Could you also try running the r2d2 tests on nightly? They pass for me, and it'd be good to see if that's the case for you as well.
Yeah, the idle_connections keep dropping. Not every time though.
Tests pass on my machine too.
Also I watch my threads return and they definitely complete.
if I count the postgres processes from ps
output that say "idle", they remain at 30 (what I started with), e.g. 30 like this:
postgres 12178 2780 0 16:01 ? 00:00:00 postgres: psf_php UPSF_core ::1(58506) idle
This is hard to reproduce. I've got a simpler version of my program (a project it forked from) compiled on nightly where this does not happen. So I can narrow this down by moving those projects towards each other. Still might be my code somewhere somehow, so don't stress about this yet.
Ok here is what I have found out so far.
let conn = try2!(row.get());
I never seem to have an issue.let conn = &*try2!(row.get());
then some functions seem to fail to drop the resource properly when they return.... not all functions, and I haven't determined what conditions exactly differentiate these cases.Here is an example function that was causing the problem:
fn accessible_sites(app: &App, psuser: &Psuser) -> Result<Vec<i32>, Error>
{
let sql = "SELECT site,name FROM person_site JOIN site ON person_site.site=site.id \
JOIN person ON person_site.person=person.id \
WHERE person_site.status='active' AND person.user=$1 \
AND person_site.site IN (SELECT id FROM site WHERE status='active') \
AND person_site.approved=true \
UNION \
SELECT id,name FROM site WHERE \"user\"=$2 AND status='active' \
ORDER BY name";
debug!("CONN +d");
let conn = &*try2!(app.conn());
let stmt = try2!(conn.prepare( sql ));
let rows = try2!(stmt.query( &[&psuser.id, &psuser.id] ));
let mut sites: Vec<i32> = Vec::new();
for row in &rows {
if row.len() < 1 { continue; }
sites.push( row_get!(row, 0) );
};
debug!("CONN -d");
return Ok(sites);
}
app.conn() is defined as
fn conn(&self) -> Result<PgConn, GetTimeout> {
println!("POOL: {:?}", self.pool);
self.pool.get()
}
where PgConn was defined as
// Shorthand for ridiculously long types
pub type PgPool = Pool<PostgresConnectionManager>;
pub type PgConn = PooledConnection<PostgresConnectionManager>;
I can work around this issue, but this appears to be a compiler bug.
Yep, that seems like a codegen bug.

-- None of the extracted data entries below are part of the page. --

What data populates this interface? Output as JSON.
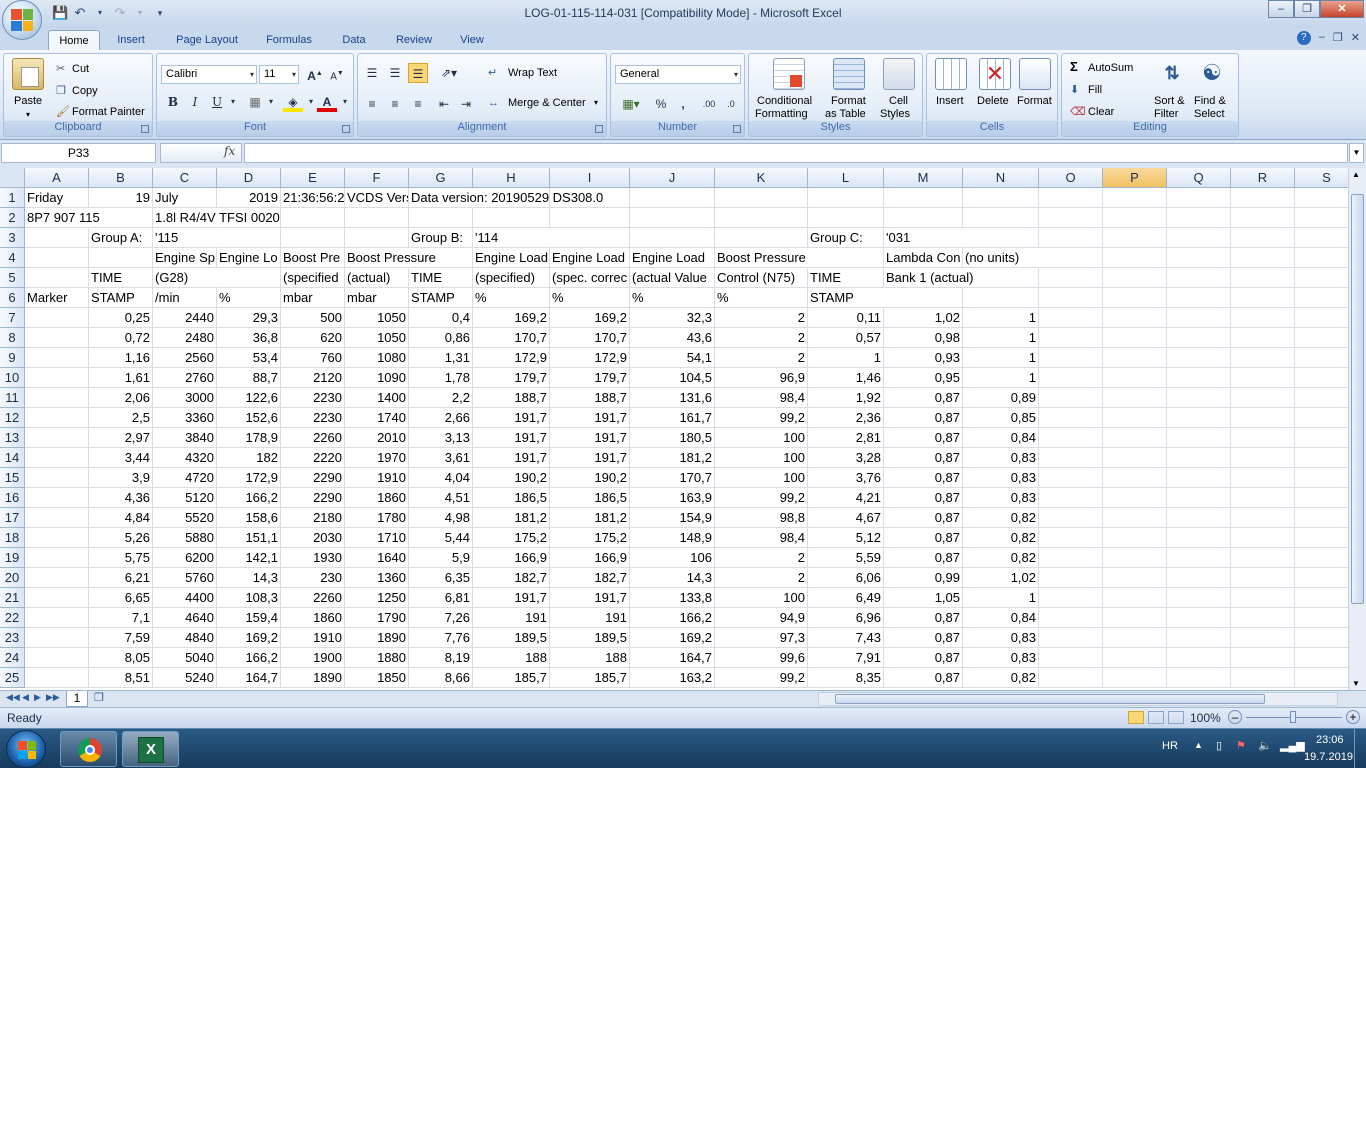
{
  "window": {
    "title": "LOG-01-115-114-031  [Compatibility Mode] - Microsoft Excel"
  },
  "tabs": [
    "Home",
    "Insert",
    "Page Layout",
    "Formulas",
    "Data",
    "Review",
    "View"
  ],
  "ribbon": {
    "clipboard": {
      "label": "Clipboard",
      "paste": "Paste",
      "cut": "Cut",
      "copy": "Copy",
      "format_painter": "Format Painter"
    },
    "font": {
      "label": "Font",
      "family": "Calibri",
      "size": "11",
      "bold": "B",
      "italic": "I",
      "underline": "U"
    },
    "alignment": {
      "label": "Alignment",
      "wrap_text": "Wrap Text",
      "merge_center": "Merge & Center"
    },
    "number": {
      "label": "Number",
      "format": "General",
      "percent": "%",
      "comma": ","
    },
    "styles": {
      "label": "Styles",
      "conditional": "Conditional",
      "conditional2": "Formatting",
      "format_table": "Format",
      "format_table2": "as Table",
      "cell_styles": "Cell",
      "cell_styles2": "Styles"
    },
    "cells": {
      "label": "Cells",
      "insert": "Insert",
      "delete": "Delete",
      "format": "Format"
    },
    "editing": {
      "label": "Editing",
      "autosum": "AutoSum",
      "fill": "Fill",
      "clear": "Clear",
      "sort": "Sort &",
      "sort2": "Filter",
      "find": "Find &",
      "find2": "Select"
    }
  },
  "formula_bar": {
    "name_box": "P33",
    "fx": "fx",
    "value": ""
  },
  "columns": [
    "A",
    "B",
    "C",
    "D",
    "E",
    "F",
    "G",
    "H",
    "I",
    "J",
    "K",
    "L",
    "M",
    "N",
    "O",
    "P",
    "Q",
    "R",
    "S"
  ],
  "selected_column": "P",
  "rows": [
    [
      "Friday",
      "19",
      "July",
      "2019",
      "21:36:56:2",
      "VCDS Vers",
      "Data version: 20190529 DS308.0",
      "",
      "",
      "",
      "",
      "",
      "",
      ""
    ],
    [
      "8P7 907 115",
      "",
      "1.8l R4/4V TFSI    0020",
      "",
      "",
      "",
      "",
      "",
      "",
      "",
      "",
      "",
      "",
      ""
    ],
    [
      "",
      "Group A:",
      "'115",
      "",
      "",
      "",
      "Group B:",
      "'114",
      "",
      "",
      "",
      "Group C:",
      "'031",
      ""
    ],
    [
      "",
      "",
      "Engine Sp",
      "Engine Lo",
      "Boost Pre",
      "Boost Pressure",
      "",
      "Engine Load",
      "Engine Load",
      "Engine Load",
      "Boost Pressure",
      "",
      "Lambda Con",
      "(no units)"
    ],
    [
      "",
      "TIME",
      "(G28)",
      "",
      "(specified",
      "(actual)",
      "TIME",
      "(specified)",
      "(spec. correc",
      "(actual Value",
      "Control (N75)",
      "TIME",
      "Bank 1 (actual)",
      ""
    ],
    [
      "Marker",
      "STAMP",
      "/min",
      "%",
      "mbar",
      "mbar",
      "STAMP",
      "%",
      "%",
      "%",
      "%",
      "STAMP",
      "",
      ""
    ],
    [
      "",
      "0,25",
      "2440",
      "29,3",
      "500",
      "1050",
      "0,4",
      "169,2",
      "169,2",
      "32,3",
      "2",
      "0,11",
      "1,02",
      "1"
    ],
    [
      "",
      "0,72",
      "2480",
      "36,8",
      "620",
      "1050",
      "0,86",
      "170,7",
      "170,7",
      "43,6",
      "2",
      "0,57",
      "0,98",
      "1"
    ],
    [
      "",
      "1,16",
      "2560",
      "53,4",
      "760",
      "1080",
      "1,31",
      "172,9",
      "172,9",
      "54,1",
      "2",
      "1",
      "0,93",
      "1"
    ],
    [
      "",
      "1,61",
      "2760",
      "88,7",
      "2120",
      "1090",
      "1,78",
      "179,7",
      "179,7",
      "104,5",
      "96,9",
      "1,46",
      "0,95",
      "1"
    ],
    [
      "",
      "2,06",
      "3000",
      "122,6",
      "2230",
      "1400",
      "2,2",
      "188,7",
      "188,7",
      "131,6",
      "98,4",
      "1,92",
      "0,87",
      "0,89"
    ],
    [
      "",
      "2,5",
      "3360",
      "152,6",
      "2230",
      "1740",
      "2,66",
      "191,7",
      "191,7",
      "161,7",
      "99,2",
      "2,36",
      "0,87",
      "0,85"
    ],
    [
      "",
      "2,97",
      "3840",
      "178,9",
      "2260",
      "2010",
      "3,13",
      "191,7",
      "191,7",
      "180,5",
      "100",
      "2,81",
      "0,87",
      "0,84"
    ],
    [
      "",
      "3,44",
      "4320",
      "182",
      "2220",
      "1970",
      "3,61",
      "191,7",
      "191,7",
      "181,2",
      "100",
      "3,28",
      "0,87",
      "0,83"
    ],
    [
      "",
      "3,9",
      "4720",
      "172,9",
      "2290",
      "1910",
      "4,04",
      "190,2",
      "190,2",
      "170,7",
      "100",
      "3,76",
      "0,87",
      "0,83"
    ],
    [
      "",
      "4,36",
      "5120",
      "166,2",
      "2290",
      "1860",
      "4,51",
      "186,5",
      "186,5",
      "163,9",
      "99,2",
      "4,21",
      "0,87",
      "0,83"
    ],
    [
      "",
      "4,84",
      "5520",
      "158,6",
      "2180",
      "1780",
      "4,98",
      "181,2",
      "181,2",
      "154,9",
      "98,8",
      "4,67",
      "0,87",
      "0,82"
    ],
    [
      "",
      "5,26",
      "5880",
      "151,1",
      "2030",
      "1710",
      "5,44",
      "175,2",
      "175,2",
      "148,9",
      "98,4",
      "5,12",
      "0,87",
      "0,82"
    ],
    [
      "",
      "5,75",
      "6200",
      "142,1",
      "1930",
      "1640",
      "5,9",
      "166,9",
      "166,9",
      "106",
      "2",
      "5,59",
      "0,87",
      "0,82"
    ],
    [
      "",
      "6,21",
      "5760",
      "14,3",
      "230",
      "1360",
      "6,35",
      "182,7",
      "182,7",
      "14,3",
      "2",
      "6,06",
      "0,99",
      "1,02"
    ],
    [
      "",
      "6,65",
      "4400",
      "108,3",
      "2260",
      "1250",
      "6,81",
      "191,7",
      "191,7",
      "133,8",
      "100",
      "6,49",
      "1,05",
      "1"
    ],
    [
      "",
      "7,1",
      "4640",
      "159,4",
      "1860",
      "1790",
      "7,26",
      "191",
      "191",
      "166,2",
      "94,9",
      "6,96",
      "0,87",
      "0,84"
    ],
    [
      "",
      "7,59",
      "4840",
      "169,2",
      "1910",
      "1890",
      "7,76",
      "189,5",
      "189,5",
      "169,2",
      "97,3",
      "7,43",
      "0,87",
      "0,83"
    ],
    [
      "",
      "8,05",
      "5040",
      "166,2",
      "1900",
      "1880",
      "8,19",
      "188",
      "188",
      "164,7",
      "99,6",
      "7,91",
      "0,87",
      "0,83"
    ],
    [
      "",
      "8,51",
      "5240",
      "164,7",
      "1890",
      "1850",
      "8,66",
      "185,7",
      "185,7",
      "163,2",
      "99,2",
      "8,35",
      "0,87",
      "0,82"
    ]
  ],
  "sheet_tab": "1",
  "status": {
    "text": "Ready",
    "zoom": "100%"
  },
  "taskbar": {
    "lang": "HR",
    "time": "23:06",
    "date": "19.7.2019."
  }
}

I wonder if it's caused by the MIR switch?
How is try2
defined?
Pretty sure the same thing would happen with try!(), but here is how it is defined:
/// A macro for trying an operation, and on failure, extending the error with file,
/// line and message information
///
/// Call with try2!( expression-yielding-result , ErrorType, "message")
#[macro_export]
macro_rules! try2 {
($expr:expr, $msg:expr ) => (
match $expr {
Ok(val) => val,
Err(err) => fail2!(err, $msg)
}
);
($expr:expr) => (
try2!($expr, "")
)
}
/// A macro for extending an error with file, line, and message
///
/// Call with fail2!(e, ErrorType, "message")
#[macro_export]
macro_rules! fail2 {
($err:expr, $msg:expr) => ({
let e: ::joist_error::Error = From::from($err);
return Err( e.file(file!()).line(line!()).prefix_message($msg) )
});
($err:expr) => (
fail2!($err, "")
)
}
Yep, verified with try!(), issue remains.
If you know which version of rust introduced the MIR switch, I can test the version prior to that.

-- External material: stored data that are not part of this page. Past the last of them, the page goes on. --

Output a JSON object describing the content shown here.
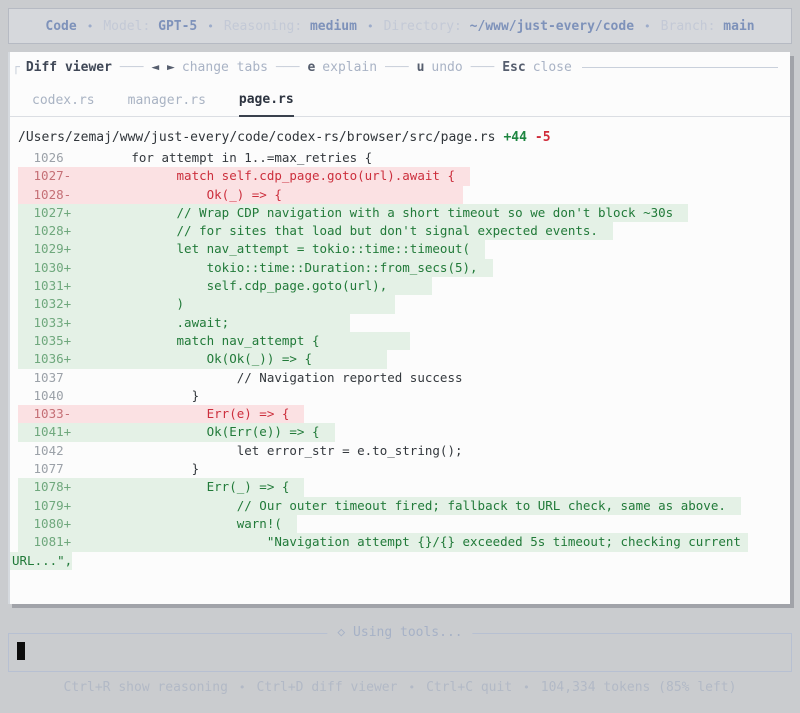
{
  "colors": {
    "accent_blue": "#7e92ba",
    "added_green": "#217a39",
    "removed_red": "#cc2f3d",
    "added_bg": "#e4f1e6",
    "removed_bg": "#fbe1e3"
  },
  "top_bar": {
    "app": "Code",
    "separator": "•",
    "items": [
      {
        "label": "Model: ",
        "value": "GPT-5"
      },
      {
        "label": "Reasoning: ",
        "value": "medium"
      },
      {
        "label": "Directory: ",
        "value": "~/www/just-every/code"
      },
      {
        "label": "Branch: ",
        "value": "main"
      }
    ]
  },
  "diff_viewer": {
    "title": "Diff viewer",
    "border_corner": "┌",
    "dash": "───",
    "shortcuts": [
      {
        "keys": "◄ ►",
        "action": "change tabs"
      },
      {
        "keys": "e",
        "action": "explain"
      },
      {
        "keys": "u",
        "action": "undo"
      },
      {
        "keys": "Esc",
        "action": "close"
      }
    ],
    "tabs": [
      {
        "label": "codex.rs",
        "active": false
      },
      {
        "label": "manager.rs",
        "active": false
      },
      {
        "label": "page.rs",
        "active": true
      }
    ],
    "file": {
      "path": "/Users/zemaj/www/just-every/code/codex-rs/browser/src/page.rs",
      "additions": "+44",
      "deletions": "-5"
    },
    "lines": [
      {
        "num": "1026",
        "mark": " ",
        "type": "ctx",
        "code": "        for attempt in 1..=max_retries {"
      },
      {
        "num": "1027",
        "mark": "-",
        "type": "del",
        "code": "              match self.cdp_page.goto(url).await {  "
      },
      {
        "num": "1028",
        "mark": "-",
        "type": "del",
        "code": "                  Ok(_) => {                        "
      },
      {
        "num": "1027",
        "mark": "+",
        "type": "add",
        "code": "              // Wrap CDP navigation with a short timeout so we don't block ~30s  "
      },
      {
        "num": "1028",
        "mark": "+",
        "type": "add",
        "code": "              // for sites that load but don't signal expected events.  "
      },
      {
        "num": "1029",
        "mark": "+",
        "type": "add",
        "code": "              let nav_attempt = tokio::time::timeout(  "
      },
      {
        "num": "1030",
        "mark": "+",
        "type": "add",
        "code": "                  tokio::time::Duration::from_secs(5),  "
      },
      {
        "num": "1031",
        "mark": "+",
        "type": "add",
        "code": "                  self.cdp_page.goto(url),      "
      },
      {
        "num": "1032",
        "mark": "+",
        "type": "add",
        "code": "              )                            "
      },
      {
        "num": "1033",
        "mark": "+",
        "type": "add",
        "code": "              .await;                "
      },
      {
        "num": "1035",
        "mark": "+",
        "type": "add",
        "code": "              match nav_attempt {            "
      },
      {
        "num": "1036",
        "mark": "+",
        "type": "add",
        "code": "                  Ok(Ok(_)) => {          "
      },
      {
        "num": "1037",
        "mark": " ",
        "type": "ctx",
        "code": "                      // Navigation reported success"
      },
      {
        "num": "1040",
        "mark": " ",
        "type": "ctx",
        "code": "                }"
      },
      {
        "num": "1033",
        "mark": "-",
        "type": "del",
        "code": "                  Err(e) => {  "
      },
      {
        "num": "1041",
        "mark": "+",
        "type": "add",
        "code": "                  Ok(Err(e)) => {  "
      },
      {
        "num": "1042",
        "mark": " ",
        "type": "ctx",
        "code": "                      let error_str = e.to_string();"
      },
      {
        "num": "1077",
        "mark": " ",
        "type": "ctx",
        "code": "                }"
      },
      {
        "num": "1078",
        "mark": "+",
        "type": "add",
        "code": "                  Err(_) => {  "
      },
      {
        "num": "1079",
        "mark": "+",
        "type": "add",
        "code": "                      // Our outer timeout fired; fallback to URL check, same as above.  "
      },
      {
        "num": "1080",
        "mark": "+",
        "type": "add",
        "code": "                      warn!(  "
      },
      {
        "num": "1081",
        "mark": "+",
        "type": "add",
        "code": "                          \"Navigation attempt {}/{} exceeded 5s timeout; checking current "
      },
      {
        "num": "",
        "mark": "",
        "type": "add",
        "wrap": true,
        "code": "URL...\","
      }
    ]
  },
  "status": {
    "label": "◇ Using tools..."
  },
  "footer": {
    "separator": "•",
    "items": [
      "Ctrl+R show reasoning",
      "Ctrl+D diff viewer",
      "Ctrl+C quit",
      "104,334 tokens (85% left)"
    ]
  }
}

I'm not sure off the top of my head, but I think it was some time in the last month or so?
Since this seems like a codegen issue, we should probably move it to rust-lang/rust where the compiler folks will see it.
I believe the upstream miscompilation issue has been fixed.
I'm getting some very strange behavior. My code works fine on a particular commit (pool used thousands of times, reclaims resources as connections fall out of scope). Then when I make the minimal changes necessary to upgrade to rust nightly (from 6-14 to 8-10) the (nearly) same code runs out of database connections quickly, even if I jack up the number of connections from my default 5 to any larger number, it will eventually consume them all.
The only changes I made to cause this to happen are:
serde
,serde_macros
,serde_json
(from 7 to 8)regex_macros
(0.1.37 to 0.1.38)maud_macros
(some commit to 0.9.2)bincode
(0.5 to 0.6)handlebars
(0.17 to 0.20)Notice, no upgrades to
r2d2
,postgres
, orr2d2-postgres
I've spent about 6 hours on this today. Tomorrow I'll see if a simple example exhibits the same behavior, then try bisecting rust-nightly versions.